Small, medium-sized, and large businesses in the US file their tax returns with the IRS. However, when they change their accounting methods, they need to file the changes using Form 3115. The form offers various accounting methods for businesses to choose from and specific rules on how to fill the form.
What Is a Form 3115?
Form 3115 is an application to the IRS for an automatic change in accounting methods. Also called the application for change in accounting method, businesses in the US file to change the accounting treatment of any item. For example, accelerating depreciation, changing inventory reporting, or switching to an accrual method.
In 2019, the IRS released a revised edition of Form 3115. The new form reflects changes introduced by recent tax legislation. Notable changes to Form 3115 involve Schedules A and B. The IRS also released Form 3115 instructions.
Form 3115 Instructions
The following are Form 3115 instructions after the 2019 revision. First, under the automatic change procedures, businesses are eligible to file for the requested year of change.
Second, the IRS will review all Form 3115 filed under these procedures.

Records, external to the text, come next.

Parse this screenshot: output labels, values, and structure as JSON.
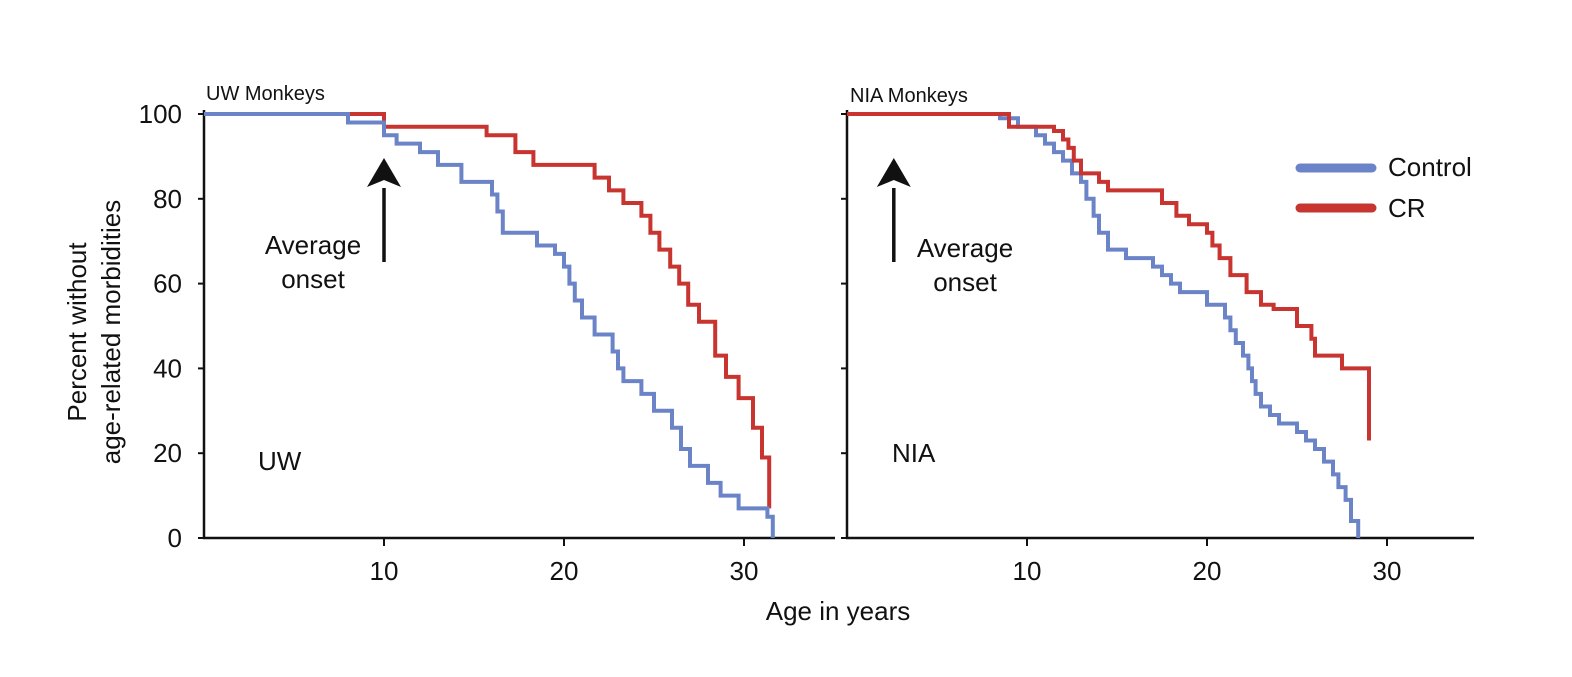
{
  "figure": {
    "ylabel_line1": "Percent without",
    "ylabel_line2": "age-related morbidities",
    "xlabel": "Age in years"
  },
  "legend": [
    {
      "label": "Control",
      "color": "#6b84c7"
    },
    {
      "label": "CR",
      "color": "#c8342f"
    }
  ],
  "colors": {
    "control": "#6b84c7",
    "cr": "#c8342f",
    "axis": "#111111"
  },
  "chart_data": [
    {
      "type": "line",
      "step": true,
      "title": "UW Monkeys",
      "panel_label": "UW",
      "annotation": {
        "line1": "Average",
        "line2": "onset",
        "arrow_at_x": 10
      },
      "xlabel": "Age in years",
      "ylabel": "Percent without age-related morbidities",
      "xlim": [
        0,
        35
      ],
      "ylim": [
        0,
        100
      ],
      "xticks": [
        10,
        20,
        30
      ],
      "yticks": [
        0,
        20,
        40,
        60,
        80,
        100
      ],
      "series": [
        {
          "name": "Control",
          "x": [
            0,
            8,
            10,
            10.7,
            12,
            13,
            14.3,
            16,
            16.3,
            16.6,
            18.5,
            19.5,
            20,
            20.3,
            20.6,
            21,
            21.7,
            22.7,
            23,
            23.3,
            24.3,
            25,
            26,
            26.5,
            27,
            28,
            28.7,
            29.7,
            31.3,
            31.6
          ],
          "y": [
            100,
            98,
            95,
            93,
            91,
            88,
            84,
            81,
            77,
            72,
            69,
            67,
            64,
            60,
            56,
            52,
            48,
            44,
            40,
            37,
            34,
            30,
            26,
            21,
            17,
            13,
            10,
            7,
            5,
            0
          ]
        },
        {
          "name": "CR",
          "x": [
            0,
            10,
            15.7,
            17.3,
            18.3,
            21.7,
            22.5,
            23.3,
            24.3,
            24.8,
            25.3,
            25.9,
            26.4,
            26.9,
            27.5,
            28.4,
            29,
            29.7,
            30.5,
            31,
            31.4
          ],
          "y": [
            100,
            97,
            95,
            91,
            88,
            85,
            82,
            79,
            76,
            72,
            68,
            64,
            60,
            55,
            51,
            43,
            38,
            33,
            26,
            19,
            7
          ]
        }
      ]
    },
    {
      "type": "line",
      "step": true,
      "title": "NIA Monkeys",
      "panel_label": "NIA",
      "annotation": {
        "line1": "Average",
        "line2": "onset",
        "arrow_at_x": 2.6
      },
      "xlabel": "Age in years",
      "ylabel": "Percent without age-related morbidities",
      "xlim": [
        0,
        35
      ],
      "ylim": [
        0,
        100
      ],
      "xticks": [
        10,
        20,
        30
      ],
      "yticks": [
        0,
        20,
        40,
        60,
        80,
        100
      ],
      "series": [
        {
          "name": "Control",
          "x": [
            0,
            8.5,
            9.5,
            10.5,
            11,
            11.5,
            12,
            12.5,
            13,
            13.3,
            13.7,
            14,
            14.5,
            15.5,
            17,
            17.5,
            18,
            18.5,
            20,
            21,
            21.3,
            21.6,
            22,
            22.3,
            22.5,
            22.7,
            23,
            23.5,
            24,
            25,
            25.5,
            26,
            26.5,
            27,
            27.3,
            27.7,
            28,
            28.4
          ],
          "y": [
            100,
            99,
            97,
            95,
            93,
            91,
            89,
            86,
            84,
            80,
            76,
            72,
            68,
            66,
            64,
            62,
            60,
            58,
            55,
            52,
            49,
            46,
            43,
            40,
            37,
            34,
            31,
            29,
            27,
            25,
            23,
            21,
            18,
            15,
            12,
            9,
            4,
            0
          ]
        },
        {
          "name": "CR",
          "x": [
            0,
            9,
            11.5,
            12,
            12.3,
            12.6,
            13,
            14,
            14.5,
            17.5,
            18.3,
            19,
            20,
            20.3,
            20.7,
            21.3,
            22.2,
            23,
            23.7,
            25,
            25.8,
            26,
            27.5,
            29
          ],
          "y": [
            100,
            97,
            96,
            94,
            92,
            89,
            86,
            84,
            82,
            79,
            76,
            74,
            72,
            69,
            66,
            62,
            58,
            55,
            54,
            50,
            47,
            43,
            40,
            23
          ]
        }
      ]
    }
  ]
}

After the IRS reviews the form, they will notify you in addition to that requested on Form 3115. Finally, the IRS will grant consent to change an accounting method for applicants who timely file Form 3115. Applicants should also comply with the automatic change procedures.
Third, for each change of accounting method, the IRS requires you to file a separate Form 3115. However, in some circumstances, the IRS permits filing a single Form 3115 for concurrent changes in the method of accounting.
Fourth, a small taxpayer qualifies for a reduced Form 3115 filing requirements. According to the IRS, a qualified small taxpayer has annual gross receipts equal to or less than $10 million. Under the reduced Form 3115 requirements, a small taxpayer must complete only certain lines and schedules in the form.
Lastly, if you do not qualify to file under the automatic changes procedures, you can file under non-automatic change procedures. Make sure to file a separate Form 3115 for every submethod.
As a business, you can choose to change your accounting method after filing your first business income tax return. Changes in accounting methods require approval from the IRS.
These methods include switching from a cash basis to an accrual basis method or switching from an accrual basis to a cash basis method. Once you receive an official “OK” from the IRS, you can make a change in the method used to value your inventory.
Changes in amortization or depreciation methods also require approval from the IRS. However, some changes are usually permitted without special permission from the IRS. If unsure, consult a business tax professional.
You can choose to file Form 3115 in duplicate. All you need to do is attach the original form to your income tax return. You will also need to file a copy of the form with the IRS National Office. To file Form 3115, open the return and complete screens under the Change in the Accounting method section.
You must provide lots of information about you and your business. Such information includes:
ᐅ ID number
ᐅ Applicant type
ᐅ Phone number
ᐅ Tax year information
ᐅ Accounting details
You must also attach several supporting documents. They include your business’s balance sheets and income statements. These documents should be from the previous year. The final attachment should be a statement that specifies the accounting method used when preparing the sheets.
If filing electronically, the system will attach your Form 3115 as an electronic file.
You don’t need to sign the original Form 3115. But you must submit two copies of Form 3115 to the IRS. However, if you use a tax preparer, they’re required to sign Form 3115 and provide their Preparer Tax Identification Number. Remember, never sign a blank return. This poses a significant financial risk for you and your business.
You need to file Form 3115 after the first day of the year of the change. While there are specific deadlines on the form, the earlier you file, the more time the IRS will have to resolve any issues.
If you discover that you entered incorrect information or forgot to include something, you can amend Form 3115. Unfortunately, amending the form is a complicated process. You need the help of a professional tax preparer.
The IRS requires all taxpayers to fill all back tax returns for years not yet filed. In addition, the IRS requires you to file the last six years of tax returns to be in good standing.
For non-automatic Form 3115, the user fee increased from $9,500 to $10,800. In addition, the fee for identical changes in accounting method increased from $200 to $230 per applicant.
Under the recent revisions, an eligible BBA partnership can file a Form 3115.
Form 3115 is a quick way for businesses to make changes to accounting methods. However, taxpayers are usually hindered by the five-year rule. While taxpayers can file Form 3115 for different accounting changes, five years must elapse before filing a second 3115.
To ensure the successful filing of Form 3115, we recommend choosing the right tax professional for your business. When looking for the right tax professional, make sure they have a valid PTIN. Also, take your time to compare fees with multiple professionals.